Ao serem criadas a Petrobrás e a Eletrobrás, a conspiração contra Vargas chegou ao máximo. Os grandes jornais (as tiragens eram, naquele tempo, bem maiores do que as de hoje) se uniram contra o Presidente da República. Vargas só contava com dois ou três jornais de pequena tiragem, como “O Radical”, e com a “Última Hora” de Wainer. Os outros eram pautados pela “Tribuna da Imprensa”, que Lacerda fundara com dinheiro dos católicos de todo o Brasil, em campanha dirigida pelo escritor Alceu Amoroso Lima, sob o argumento de que era preciso “dar um jornal para o Carlos”.

A coligação entre os interesses estrangeiros e os conservadores de direita levou à exacerbação de agosto de 1954. A história daqueles dias ainda está para ser contada. É possível que jamais venha a ser realmente conhecida, como provavelmente jamais será conhecida a trama que levou ao assassinato do Presidente Kennedy, nove anos depois. O fato é que um caso policial, muito mal contado, o da morte do major Rubem Vaz, que atuava como guarda-costas de Lacerda, fez com que se instalasse, na base militar do Galeão, um inquérito policial militar, absolutamente ilegal, contra o Presidente da República. Vargas preferiu o suicídio, a perder a própria dignidade e a dignidade do Estado que ele chefiava.

Os golpistas foram vencidos pelo gesto de Vargas. A opinião pública não se deixou conduzir pelos editorialistas e comentaristas políticos dos grandes jornais do Rio e de São Paulo. Apoiado pelas mesmas forças políticas que Vargas organizara, Juscelino se elegeu presidente em 1955, com o apoio de um grande chefe militar, o general Lott, mais uma vez vencendo a mesma e estranha tese da “maioria absoluta”. Em 1964, repetindo-se o mesmo cerco e os mesmos métodos, contra o presidente legítimo do País, João Goulart, e contando com o apoio aberto dos norte-americanos, mediante o IBAD e a CIA (além do deslocamento da Esquadra norte-americana para as costas brasileiras) os golpistas foram, enfim, vitoriosos. O regime de exceção só se extinguiria, já exausto, graças à lúcida atuação de políticos moderados e de militares sensatos, com a formação de poderosa coligação de centro.

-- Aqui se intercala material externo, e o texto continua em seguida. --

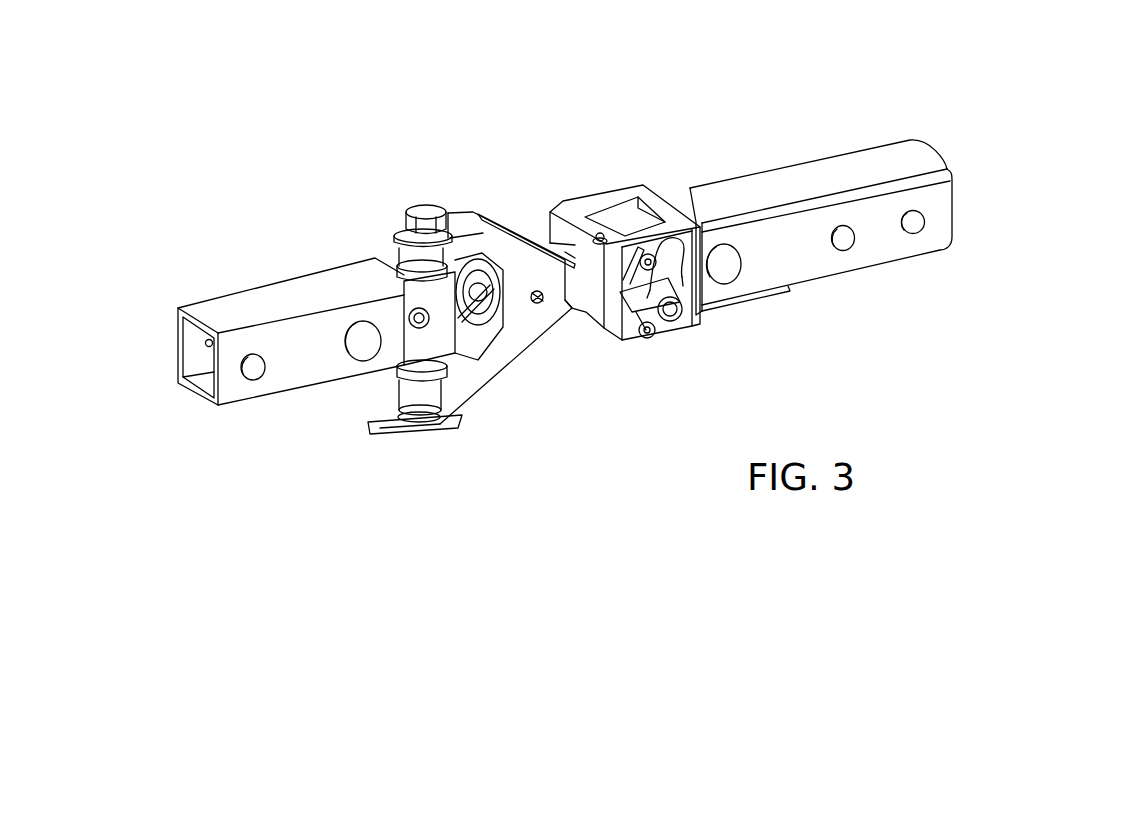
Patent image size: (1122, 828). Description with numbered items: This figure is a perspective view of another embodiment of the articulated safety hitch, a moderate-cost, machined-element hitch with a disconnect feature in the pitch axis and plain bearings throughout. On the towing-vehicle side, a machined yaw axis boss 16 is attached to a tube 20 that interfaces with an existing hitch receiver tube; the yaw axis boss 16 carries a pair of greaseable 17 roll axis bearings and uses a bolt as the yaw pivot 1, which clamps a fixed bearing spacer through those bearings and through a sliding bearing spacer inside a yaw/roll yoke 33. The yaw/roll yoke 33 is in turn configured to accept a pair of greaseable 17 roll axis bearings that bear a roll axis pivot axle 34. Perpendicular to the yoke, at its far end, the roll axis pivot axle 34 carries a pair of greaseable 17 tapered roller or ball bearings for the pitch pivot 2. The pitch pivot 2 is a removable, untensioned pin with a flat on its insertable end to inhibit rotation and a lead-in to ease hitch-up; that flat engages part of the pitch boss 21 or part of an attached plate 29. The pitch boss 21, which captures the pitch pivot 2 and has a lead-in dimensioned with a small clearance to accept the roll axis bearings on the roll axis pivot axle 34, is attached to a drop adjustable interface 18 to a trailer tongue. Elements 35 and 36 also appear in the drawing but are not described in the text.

The yaw pivot 1 is at (423, 194).
The pitch pivot 2 is at (677, 330).
The yaw axis boss 16 is at (412, 347).
The greaseable 17 is at (407, 302).
The drop adjustable interface 18 is at (892, 160).
The tube 20 is at (293, 365).
The pitch boss 21 is at (643, 180).
The attached plate 29 is at (634, 350).
The yaw/roll yoke 33 is at (505, 355).
The roll axis pivot axle 34 is at (560, 246).
The pin 35 is at (682, 318).
The bracket end 36 is at (589, 303).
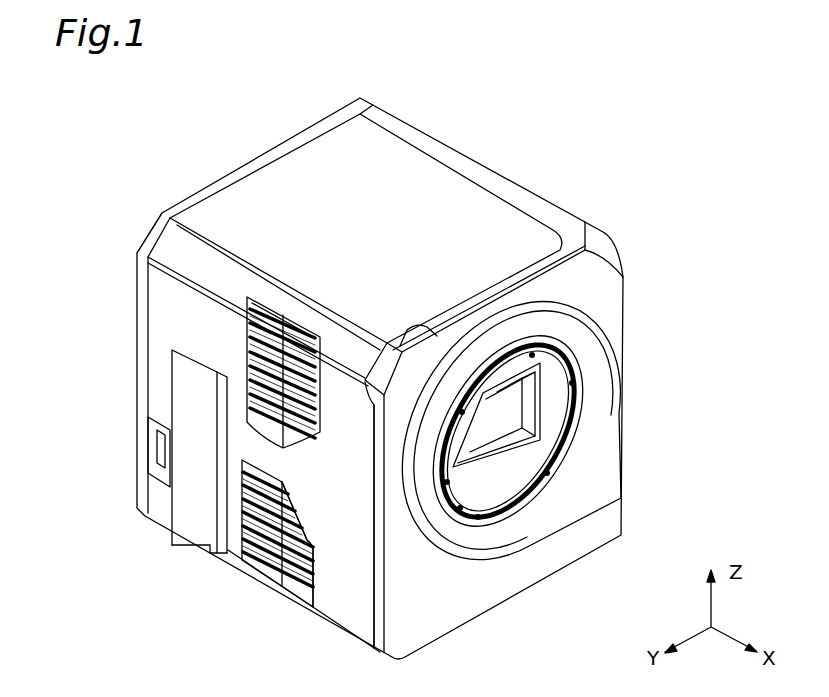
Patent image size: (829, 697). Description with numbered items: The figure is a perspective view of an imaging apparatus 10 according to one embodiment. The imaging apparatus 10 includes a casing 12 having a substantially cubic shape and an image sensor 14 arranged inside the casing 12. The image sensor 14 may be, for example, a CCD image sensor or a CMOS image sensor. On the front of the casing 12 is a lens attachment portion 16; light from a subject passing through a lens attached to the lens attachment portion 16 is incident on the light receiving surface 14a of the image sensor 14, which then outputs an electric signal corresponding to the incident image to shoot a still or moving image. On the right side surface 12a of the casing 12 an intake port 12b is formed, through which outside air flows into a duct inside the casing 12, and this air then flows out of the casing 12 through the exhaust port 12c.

The imaging apparatus 10 is at (427, 369).
The casing 12 is at (371, 230).
The right side surface 12a is at (340, 607).
The intake port 12b is at (262, 558).
The exhaust port 12c is at (256, 351).
The image sensor 14 is at (560, 431).
The light receiving surface 14a is at (513, 412).
The lens attachment portion 16 is at (565, 362).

Mas ao imitar os comediantes antigos, os nossos comediantes se esquecem de que o público mudou. Não é o mesmo de 1954 e muito menos o de 1964. Tampouco as Forças Armadas são as mesmas. Elas aprenderam, com a História, que lhes não é conveniente ouvir as vivandeiras, que batem à porta dos quartéis, a fim de obter, com as baionetas, o que não conseguem no embate político democrático.

O governo está respondendo com prudência. A melhor resposta é a de propor a realização de um grande projeto nacional de centro, que se inicie no próximo mandato presidencial. Esse projeto deverá dar prioridade ao desenvolvimento econômico e às reformas políticas, a fim de que confiram legitimidade ao sistema representativo e incentivem a autonomia administrativa e o poder político dos municípios e dos Estados.